The Center's History
The Yale Perinatal Epidemiology Unit (PEU) was founded in 1979 by then Dean of the Yale School of Medicine, Robert Berliner, to support research in this area being conducted by the departments of Epidemiology and Public Health, Obstetrics and Gynecology, and Pediatrics (especially Neonatology). The founding Director was Professor Michael B. Bracken. The mission of the PEU was stated in the preface to the 1984 textbook Perinatal Epidemiology (MB Bracken Ed., Oxford University Press) which first described this area of scholarship:
“It has long been recognized that events during pregnancy influence the health and well-being of the newborn. This recognition, and the obvious need to provide integrated care to both mother and baby, has led to the establishment of perinatology as the medical specialty that bridges the gap between the obstetrician’s concern for the pregnant woman and the care of her newborn by a pediatrician. Only recently have we begun to understand that events occurring long before pregnancy, sometimes inter-generationally, can affect our reproductive capabilities. We also now know that vicissitudes in our own uterine existence may profoundly influence the rest of our lives both physically and behaviorally. Population based studies of these phenomena fall within the domain of perinatal epidemiology, which has evolved into a major subspecialty of epidemiology and an important component of perinatal medicine.”
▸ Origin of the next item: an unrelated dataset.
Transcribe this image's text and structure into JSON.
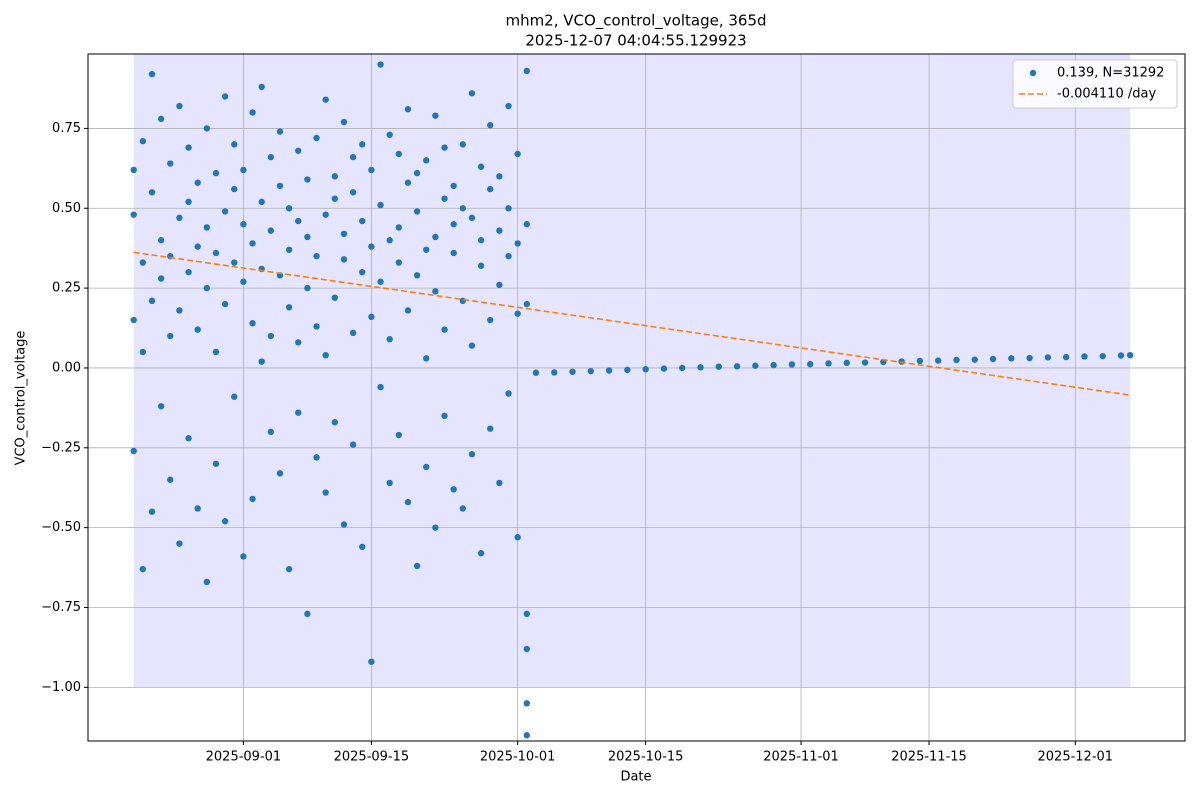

During the early years of the PEU a large number of NIH-funded studies were conducted on infertility, risk factors for poor maternal health during pregnancy, spontaneous abortions, preterm delivery and for neonatal outcomes of fetal growth restriction, congenital malformations and developmental problems.
A major theme of the PEU during the 1980’s involved the newly emerging paradigm of “evidence-based medicine” and the creation of rigorous methodologies for reviewing and synthesizing scientific research. One of the first medical textbooks incorporating the principles of systematic review emerged, in part, from work at the PEU (Effective Care of the Newborn Infant, JC Sinclair and MB Bracken eds, Oxford University Press, 1992), and to the present day the Center is part of the editorial base of the Cochrane Neonatal Review Group.
In the early 1990’s Professor Brian Leaderer’s research into the environmental causes of respiratory disease in infants and young children increasingly involved collaboration with the PEU and several major studies were conducted on the role of a range of important air pollutants. In recognition of the importance of these collaborations the PEU was officially renamed the Center for Perinatal, Pediatric and Environmental Epidemiology (CPPEE) in 2002. Michael Bracken and Brian Leaderer currently serve as Co-Directors of the Center.
Current research at the CPPEE has moved into understanding the combined environmental and genetic causes of disease during pregnancy, in the perinatal period, during infancy and childhood. Although this methodological paradigm is used for a range of disorders, a principal research focus is on respiratory disease and asthma. Recent studies have included examining the role of maternal asthma in pregnancy on both maternal health during pregnancy and fetal outcomes, as well as examining the etiology of asthma and other atopic diseases in early infancy and childhood, with an increasing focus on how the genetic inheritance of the child is influenced by environmental risk factors and “triggers” that increase risk for disease.